Потом он приказал ему одному, лично, до вечера наносить в этот дом дров и воды.
— Это зачем? — спросил тот.
— Затем, что ты их выгнал, — ответил Родин. — И теперь ты их заведёшь обратно.
Тот наносил.
Он таскал дрова и воду весь день, молча, и в дом не заходил дальше сеней, и хозяйка на него не смотрела.
Вечером Родин обошёл роты и в каждой рассказал, что было и что за это, и рассказал по одному разу и без всяких выводов.
Он доложил в бригаду.
Замятину он не докладывал.
Этот автоматчик дошёл до Берлина, был там ранен в ногу и выжил, и в пятьдесят восьмом году, в Крыму, Пилипенко о нём вспоминал, и Родин сказал, что его помнил.
Он действительно помнил, и помнил не те десять суток, что ему дал, а воду и дрова.
***
Второго февраля Ковальчук кое-то нашел.
Батальон стоял на хуторе — большом, кирпичном, с двумя жилыми домами, конюшней, коровником и амбаром, и хутор был брошенный, и Ковальчук в первый же час полез его осматривать, как он теперь осматривал всякий хутор.
Он делал это с двадцать девятого января молча и никого с собой не звал.
В глубине двора стояла постройка, которую Родин, проходя мимо, принял за дровяник.
Ковальчук пришёл за ним сам.
— Товарищ майор. Посмотрите.
Внутри было одно помещение, метров двенадцать.
Двухъярусные нары на восемь мест. Печка-плита без дверцы. Стол из горбыля. Умывальник с соском. Окно одно, маленькое, под потолком, без стекла, забитое мешковиной.
На стене у нар, на извёстке, были нацарапаны надписи.
Их было много, в несколько слоёв, гвоздём и карандашом.
Ковальчук стоял перед этой стеной с фонарём.
Он читал их подряд, снизу вверх, и читал долго, потому что читал медленно, и Родин стоял рядом и читал вместе с ним.
Там были фамилии.
Там были даты — сорок второй, сорок третий, сорок четвёртый.

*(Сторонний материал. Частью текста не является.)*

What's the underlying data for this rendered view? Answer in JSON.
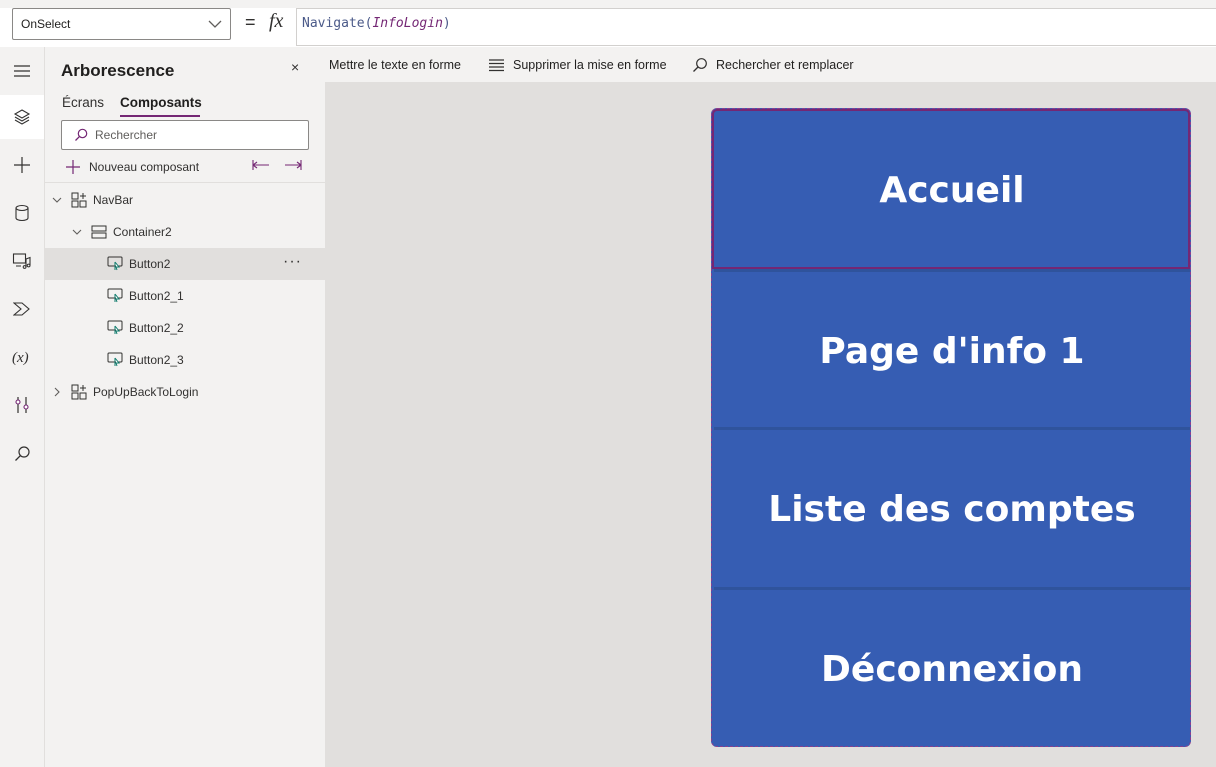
{
  "formula_bar": {
    "property": "OnSelect",
    "equals": "=",
    "fx": "fx",
    "formula_func": "Navigate(",
    "formula_arg": "InfoLogin",
    "formula_close": ")"
  },
  "format_toolbar": {
    "format_text": "Mettre le texte en forme",
    "remove_format": "Supprimer la mise en forme",
    "find_replace": "Rechercher et remplacer"
  },
  "tree_panel": {
    "title": "Arborescence",
    "tabs": [
      "Écrans",
      "Composants"
    ],
    "active_tab": "Composants",
    "search_placeholder": "Rechercher",
    "new_component": "Nouveau composant",
    "items": [
      {
        "label": "NavBar",
        "level": 0,
        "type": "component",
        "expanded": true
      },
      {
        "label": "Container2",
        "level": 1,
        "type": "container",
        "expanded": true
      },
      {
        "label": "Button2",
        "level": 2,
        "type": "button",
        "selected": true
      },
      {
        "label": "Button2_1",
        "level": 2,
        "type": "button"
      },
      {
        "label": "Button2_2",
        "level": 2,
        "type": "button"
      },
      {
        "label": "Button2_3",
        "level": 2,
        "type": "button"
      },
      {
        "label": "PopUpBackToLogin",
        "level": 0,
        "type": "component",
        "expanded": false
      }
    ],
    "more": "···"
  },
  "rail_icons": [
    "menu-icon",
    "tree-view-icon",
    "insert-icon",
    "data-icon",
    "media-icon",
    "power-automate-icon",
    "variables-icon",
    "tools-icon",
    "search-icon"
  ],
  "canvas": {
    "buttons": [
      "Accueil",
      "Page d'info 1",
      "Liste des comptes",
      "Déconnexion"
    ]
  },
  "colors": {
    "accent": "#742774",
    "button_fill": "#365db3",
    "canvas_bg": "#e1dfdd"
  }
}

Там были названия: Курская, Орловская, Полтавская, Витебская, Смоленская, и одна надпись была сделана крупно и глубоко, в две строки, и в ней было написано, что такая-то такая-то из такого-то района жила здесь два года и осталась жива.
Дорогобужского района не было.
Ковальчук прочитал стену три раза и на третий раз стал переписывать всё подряд в свою книжку, и переписывал он сорок минут, и Родин ему не мешал.
Потом он сказал:
— Значит, так и есть. Значит, они по хуторам.
— Похоже.
— Товарищ майор, а сколько тут этих хуторов?
Родин не ответил, потому что ответ был — много.
***
Вечером они поехали в местечко, в трёх километрах, где стояла комендатура, и там Родин узнал то, чего не знал до сих пор и что оказалось важнее всех надписей.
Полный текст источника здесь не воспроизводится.